In my search for international value plays, I came across 3 interesting Chinese companies - China Yuchai International (CYD), China Education (CEDU) and Skypeople Fruit Juice (SPU). All 3 companies offer a potential low-cost way to get exposure to different areas of the vast Chinese economy.
We're going to take a look at China Yuchai International in this article, the other 2 will follow soon in a separate note.
Note: In the discussion below I've taken the view that numbers and operating structure for CYD are a good enough representation of the way its business is run and the health of its business in general.
TTM Revenues: $2.1bn
China Yuchai International is a Bermuda-based investment company, which, through its subsidiaries, manufactures and sells diesel and natural gas engines in China. The company provides engines for light, medium, and heavy-duty highway vehicles. It also sells generator sets for marine and industrial applications.
Why is it interesting from a long-term perspective?
i) Intrinsic valuation
A conservative intrinsic valuation indicates that shares are trading at a discount with a good amount of margin of safety.
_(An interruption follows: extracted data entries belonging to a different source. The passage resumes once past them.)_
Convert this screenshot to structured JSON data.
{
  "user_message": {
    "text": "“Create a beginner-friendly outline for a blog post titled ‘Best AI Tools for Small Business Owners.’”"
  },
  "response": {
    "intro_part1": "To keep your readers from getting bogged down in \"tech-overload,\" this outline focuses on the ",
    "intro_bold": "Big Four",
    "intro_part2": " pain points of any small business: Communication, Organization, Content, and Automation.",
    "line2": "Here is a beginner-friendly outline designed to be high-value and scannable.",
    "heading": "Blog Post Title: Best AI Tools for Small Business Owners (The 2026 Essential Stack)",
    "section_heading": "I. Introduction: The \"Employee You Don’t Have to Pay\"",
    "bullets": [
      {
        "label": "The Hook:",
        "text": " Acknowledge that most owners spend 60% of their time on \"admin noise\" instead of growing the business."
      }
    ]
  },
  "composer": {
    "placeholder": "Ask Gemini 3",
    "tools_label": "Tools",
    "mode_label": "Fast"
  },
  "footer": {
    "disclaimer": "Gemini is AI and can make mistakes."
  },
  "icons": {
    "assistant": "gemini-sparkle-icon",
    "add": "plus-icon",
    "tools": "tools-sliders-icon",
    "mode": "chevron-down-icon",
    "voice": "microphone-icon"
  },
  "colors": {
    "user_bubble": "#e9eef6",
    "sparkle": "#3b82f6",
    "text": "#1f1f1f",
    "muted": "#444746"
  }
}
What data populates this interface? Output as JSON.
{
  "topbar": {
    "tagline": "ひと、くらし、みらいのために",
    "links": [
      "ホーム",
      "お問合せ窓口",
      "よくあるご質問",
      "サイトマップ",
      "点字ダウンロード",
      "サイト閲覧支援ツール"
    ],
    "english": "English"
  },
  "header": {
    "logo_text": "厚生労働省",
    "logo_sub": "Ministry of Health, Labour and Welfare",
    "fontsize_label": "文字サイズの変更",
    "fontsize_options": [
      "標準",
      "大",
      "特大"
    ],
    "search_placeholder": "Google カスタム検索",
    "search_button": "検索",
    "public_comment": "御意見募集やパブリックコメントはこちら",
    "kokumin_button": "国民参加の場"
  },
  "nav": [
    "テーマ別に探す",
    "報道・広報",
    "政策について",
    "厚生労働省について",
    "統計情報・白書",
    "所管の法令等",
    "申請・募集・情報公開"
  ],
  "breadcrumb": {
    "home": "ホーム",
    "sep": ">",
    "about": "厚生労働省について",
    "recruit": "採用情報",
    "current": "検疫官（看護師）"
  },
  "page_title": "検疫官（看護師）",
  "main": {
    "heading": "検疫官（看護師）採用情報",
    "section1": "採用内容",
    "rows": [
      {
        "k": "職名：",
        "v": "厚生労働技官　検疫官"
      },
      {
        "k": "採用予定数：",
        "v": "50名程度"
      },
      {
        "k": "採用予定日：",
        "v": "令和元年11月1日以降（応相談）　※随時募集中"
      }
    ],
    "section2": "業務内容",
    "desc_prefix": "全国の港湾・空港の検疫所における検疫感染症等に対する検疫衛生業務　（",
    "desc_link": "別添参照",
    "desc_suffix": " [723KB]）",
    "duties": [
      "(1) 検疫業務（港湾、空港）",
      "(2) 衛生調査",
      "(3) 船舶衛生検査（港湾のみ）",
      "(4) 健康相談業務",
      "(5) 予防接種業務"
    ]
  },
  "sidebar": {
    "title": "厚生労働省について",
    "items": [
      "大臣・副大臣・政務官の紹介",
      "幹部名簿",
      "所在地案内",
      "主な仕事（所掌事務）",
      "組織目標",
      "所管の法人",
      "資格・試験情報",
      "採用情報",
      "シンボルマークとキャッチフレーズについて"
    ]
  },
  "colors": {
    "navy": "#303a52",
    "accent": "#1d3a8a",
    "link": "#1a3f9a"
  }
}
5 Year Revenue CAGR -1%; (That's negative one percent, declining revenue growth forecast)
5yr Operating Margins 9%;
You can see my valuation details for CYD here --
ii) Single digit price ratios
Price/Book ratio < 1, Price/Earnings ~ 6, EV/EBITDA < 1 reflects a market sentiment that doesn't really have any growth expectations for the business. Low ratios are a good buying signal for a market leader in a growing economy.
iii) A good China infrastructure type play in the long term
CYD builds automotive engines and their end-markets have shown signs of fatigue and increased competition. However, if you are generally long-term bullish on China, this company could be a good way to get exposure at an attractive price point. As more roads are built and towns and cities are connected, as the level of commerce increases their end-markets will increase as well.
iv) Stock price
2012 stock returns were 26%, though in the last 3 months the stock has dropped almost the same amount. I see this as an overreaction to ho-hum short-term business prospects.
- 2012 was not a good year for Yuchai (over a 10% drop in Revenues) and 2013 is expected to be no better. Long-term prospects for this company are hard to forecast as the market undergoes structural changes -- a slow but steady shift from diesel to natural gas in some engine categories, stronger regulation (especially given rising environmental concerns in China), more Chinese/Foreign joint-ventures bringing in advanced technology know-how etc. Some of these factors like the shift to natural gas could very well be a source of competitive advantage for CYD.
- CYD has a rather obfuscated holding structure, which is not really retail shareholder friendly. Hong Leong Asia a Singapore based investment conglomerate controls the Bermuda based entity, China Yuchai International (CYD, the company which we discuss here) which in turn owns ~ 75% of Yuchai the 'engine company'. Additionally Hong Leong Asia - CYD's parent also has stakes in consumer electronics, green technology unit and building materials. Yuchai the diesel engine manufacturer contributes to about 50% of Hong Leong's revenues and over 97% of CYD's revenues. As a retail investor you need to recognize the share-holding structure and the fact that your interests as a shareholder will not always be aligned with the various controlling entities.
- While CYD's major holding is Yuchai, it also has holdings in a real-estate group HLGE (a 49% stake) and a consumer electronics group TCL (10% stake). HLGE contributes about $5 million USD to the top line and has been losing about $4 million USD per year for the last 3 years. HLGE does not seem to be significant to CYD's operations but nevertheless it is a drag on operations and management focus needs to be recognized. TCL is held as available for sale.
- 20% of Yuchai's sales come from the DongFeng Group - a large state run automotive group that also happens to be in the business of making diesel engines. Management has commented that the autonomous structure of DongFeng means that they don't see any immediate risks to this revenue stream.
- Low valuation ratios do not by themselves justify a buy signal, since these ratios (P/E, P/book, EV/EBITDA) have been low before and CYD's stock returns have not always been positively co-related with low ratios in the past.
- Negative operating cash in 2011 - mainly due to A/R increase caused by reduced bill discounting. Waiting on the full year statements for 2012.
- Full quarterly statements for CYD not available to assess the health of the business on a periodic basis.
Despite the concerns outlined above, CYD is on my shortlist of stocks to track. With a new government in place in China, the effect of new policies and infrastructure style related investments would begin to have material impact on businesses starting the middle of this year and beyond. For CYD specifically I am waiting to see an uptick in engine shipments in Q2 and review their 2012 consolidated report (when released) before deciding to hit that buy order.